Luis Paulino Vargas Solís /
http://sonarconlospiesenlatierra.blogspot.com
Acaso la respuestas deban empezar a hurgarse en el proceso
electoral mismo. Quizá ahí mismo quedaron sembradas –por propia decisión de don
Luis Guillermo- las semillas venenosas que luego han venido a hacer de su
gobierno lo que, cada vez más, parece ser una apuesta por el desastre. Mi tesis
la resumo así: siendo candidato, y al comando del Partido Acción Ciudadana (PAC), Solís optó por una
fórmula estrechamente electorera, basada en dos o tres premisas principales:
ofrecer “cambio”; descafeinar ese cambio a fin de inmunizarse contra la campaña
del miedo desatada contra José María Villalta y el Frente Amplio; formular esa propuesta de “cambio
sin amenaza” alrededor de oportunistas coaliciones de facto con sectores
moderadamente conservadores desprendidos de los partidos tradicionales, en
especial la Unidad Socialcristiana, y algunas representaciones del progresismo vinculado a
movimientos sociales.
En buen medida, pareciera haber sido una fórmula
electoralista para tratar de garantizarse el gane, más que construir una base
política sólida desde la cual emprender algún proyecto cuyo contenido tuviera
al menos alguna novedad apreciable, aún si sus pretensiones no fueran, ni mucho
menos, revolucionarias. Se intentaba así equilibrar dos factores que, en
principio, son contradictorios: el cambio y la continuidad. Lo primero
intentaba satisfacer una muy generalizada demanda ciudadana. Lo segundo buscaba
complacer a los sectores hegemónicos.
El reclamo por un cambio era seguramente menos difuso de lo
que alguna gente pretende, al menos en cuanto sí existe un mínimo de claridad
respecto de las aspiraciones básicas que le dan contenido a esa idea. En
particular las siguientes: a) transparencia, honestidad, eficiencia y calidad
en el manejo de los asuntos públicos; b) una reorientación de la economía que
proveyera alguna mejoría, así fuera gradual, en relación con algunas
preocupaciones básicas: empleo, pobreza y desigualdad; c) la pacificación en
una colectividad cada vez más violenta. Y, en resumidas cuentas, recuperar la
esperanza en el futuro, algo extremadamente urgente en un país donde cunde el
desaliento y la desesperanza.
Ninguna de estas cosas podría cumplirse sin desagradar, en
grados variables, a los poderes económicos, políticos y mediáticos dominantes.

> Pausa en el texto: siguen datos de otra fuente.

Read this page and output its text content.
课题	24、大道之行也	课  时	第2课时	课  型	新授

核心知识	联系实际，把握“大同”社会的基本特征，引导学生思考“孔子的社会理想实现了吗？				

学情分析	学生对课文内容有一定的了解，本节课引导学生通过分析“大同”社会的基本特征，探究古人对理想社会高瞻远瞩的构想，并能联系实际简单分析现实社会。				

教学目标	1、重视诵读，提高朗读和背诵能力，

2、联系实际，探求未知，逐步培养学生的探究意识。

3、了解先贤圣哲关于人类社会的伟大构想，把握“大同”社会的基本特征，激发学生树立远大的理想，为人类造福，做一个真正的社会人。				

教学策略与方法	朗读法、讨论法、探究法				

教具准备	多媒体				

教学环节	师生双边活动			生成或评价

Incluso un esfuerzo decidido por establecer criterios de honestidad
desagradaría a grupos de poder económico habituados a hacer buen negocio en
relación con compras o inversiones del sector público. Pero avanzar en el
terreno del empleo, la pobreza y la desigualdad es virtualmente imposible si no
se asume el desafío de reorientar la estrategia económica vigente, lo cual
desagradaría profundamente a intereses muy poderosos vinculados con la banca,
el comercio importador, la especulación inmobiliaria o la inversión
transnacional.
En el primer aspecto –honestidad, transparencia, eficiencia-
es evidente que Solís y su gobierno han quedado en deuda. En el segundo, lo
único claro es que se ha optado por darle continuidad a los aspectos
definitorios de la estrategia económica prevaleciente. Ello es así en relación
con tres componentes clave:
a) Las políticas sobre tratados comerciales y atracción de
inversión extranjera, prácticamente privatizadas, puesto que, aparte de COMEX,
son lideradas por PROCOMER –una entidad andrógina, medio privada, medio
pública- y CINDE, una ONG que recibe fondos públicos pero que funciona
enteramente como entidad privada.
b) Las políticas monetaria, cambiaria y bancaria en manos del
Banco Central, que continúan bajo un enfoque dogmático y ortodoxo.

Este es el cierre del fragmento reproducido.